Alacaklı vatandaş ise borçlusunun “meskeniyet” iddiasını kabul etmediklerini, borçlu kişinin sözkonusu taşınmazda oturmadığını belirterek, mahkemeden davanın reddini talep etti. Tarafları dinledikten sonra, borçlunun meskeniyet şikayetini incelemeye alan İcra mahkemesi, haciz yoluyla satılması istenen evin, piyasa değeri ile borçlunun ekonomik ve sosyal durumunun belirlenmesi için bilirkişi heyeti görevlendirdi. Bilirkişiler, icrayla satılmak istenen evin değerini 53 bin 900 lira olarak belirledi. Mahkeme, bu değerdeki evin “borçlunun hâline ve sosyal durumuna münasip mesken” olduğunu, yani ihtiyacından fazla değerde olmadığı sonucuna ulaştı. Ve mahkeme, eve konulan haciz kararını kaldırdı.

DAİRE KARARI BOZDU

Alacaklı vatandaş bu kararı Yargıtay’da temyiz etti. Yargıtay 12. Hukuk Dairesi, mahkemenin düşük değerdeki evin haciz yoluyla satışına karşı çıkan yerel mahkeme kararını bozdu. Daire, boçlunun daha mütevazı bir semtte, daha mütevazı koşullarda yaşayabileceği kararını verdi. Ancak, borçlu vatandaşın düşük değerdeki evinin satılmasına karşı çıkan yerel mahkeme, 12. Hukuk Dairesi’nin bozma kararına karşı eski kararında direndi. Dosya da alacaklının temyizi üzerine bu kez en üst kurul sıfatıyla Yargıtay Hukuk Genel Kurulu’na (YHGK) gitti.
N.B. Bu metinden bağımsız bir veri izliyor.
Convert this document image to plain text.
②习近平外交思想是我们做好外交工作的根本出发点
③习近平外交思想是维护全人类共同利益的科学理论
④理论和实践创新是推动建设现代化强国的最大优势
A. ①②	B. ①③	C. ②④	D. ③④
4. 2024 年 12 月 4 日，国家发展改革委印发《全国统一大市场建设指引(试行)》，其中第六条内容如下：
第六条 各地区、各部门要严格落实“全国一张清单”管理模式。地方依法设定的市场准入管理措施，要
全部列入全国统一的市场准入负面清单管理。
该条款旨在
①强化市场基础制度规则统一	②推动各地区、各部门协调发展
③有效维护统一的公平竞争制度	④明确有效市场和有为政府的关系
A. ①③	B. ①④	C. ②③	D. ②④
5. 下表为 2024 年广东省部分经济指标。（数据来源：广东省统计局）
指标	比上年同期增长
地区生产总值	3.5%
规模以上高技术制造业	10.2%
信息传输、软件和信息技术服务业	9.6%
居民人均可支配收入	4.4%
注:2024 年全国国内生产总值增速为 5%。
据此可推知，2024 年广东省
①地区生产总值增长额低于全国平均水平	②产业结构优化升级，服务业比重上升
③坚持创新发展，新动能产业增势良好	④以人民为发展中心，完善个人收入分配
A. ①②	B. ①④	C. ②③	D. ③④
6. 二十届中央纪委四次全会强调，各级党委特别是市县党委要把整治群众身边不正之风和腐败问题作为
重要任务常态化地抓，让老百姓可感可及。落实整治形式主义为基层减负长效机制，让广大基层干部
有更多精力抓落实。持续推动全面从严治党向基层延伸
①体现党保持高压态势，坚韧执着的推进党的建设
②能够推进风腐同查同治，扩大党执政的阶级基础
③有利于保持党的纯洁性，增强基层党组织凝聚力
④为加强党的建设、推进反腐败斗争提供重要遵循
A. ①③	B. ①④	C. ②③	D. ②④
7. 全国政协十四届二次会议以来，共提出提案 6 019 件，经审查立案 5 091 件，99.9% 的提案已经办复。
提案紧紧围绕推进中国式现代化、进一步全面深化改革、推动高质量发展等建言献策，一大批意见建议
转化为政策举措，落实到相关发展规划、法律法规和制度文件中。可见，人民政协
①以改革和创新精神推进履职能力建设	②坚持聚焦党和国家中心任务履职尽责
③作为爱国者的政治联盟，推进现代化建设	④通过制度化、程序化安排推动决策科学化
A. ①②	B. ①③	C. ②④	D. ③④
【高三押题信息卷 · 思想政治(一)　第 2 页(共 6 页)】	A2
Ve HGK, bu tartışmada Yargıtay’daki daireden değil, eve haciz konulmasına direnen mahkemeden yana tutum aldı ve yerel mahkemenin “bu ev haczedilip satılamaz” diyen mahkeme kararını onayladı. YHGK, şu gerekçeleri kullandı:

“Bilindiği üzere; İ.İ.K.’nun 82. maddesinde haczolunamaz şeyler sayılmış, 12. bendinde de ‘Borçlunun haline münasip evi (Ancak evin kıymeti fazla ise bedelinden haline münasip bir yer alınabilecek miktarı borçluya bırakılmak üzere haczedilerek satılır)’ şeklinde düzenleme yapılmıştır. Somut olayda, mahkemece mahallinde yapılan keşif sonucu alınan bilirkişi raporunda, davaya konu taşınmazın borçlunun haline münasip olduğu, belirlenen 53 bin 900 TL, taşınmaz bedelinin borçlu ve ailesinin ihtiyaçlarına cevap verebilecek normal bir evin değerinden düşük olduğu tespit edilmiştir. Dosyadaki tutanak ve kanıtlara, bilirkişi raporuna göre İİK’nun 82/12 maddesi gözetilerek, meskeniyet iddiasının kabulü ile davaya konu taşınmaz üzerindeki haczin kaldırılmasına dair yerel mahkemece verilen karar usul ve yasaya uygun olup verilen hükmün onanması gerekir.”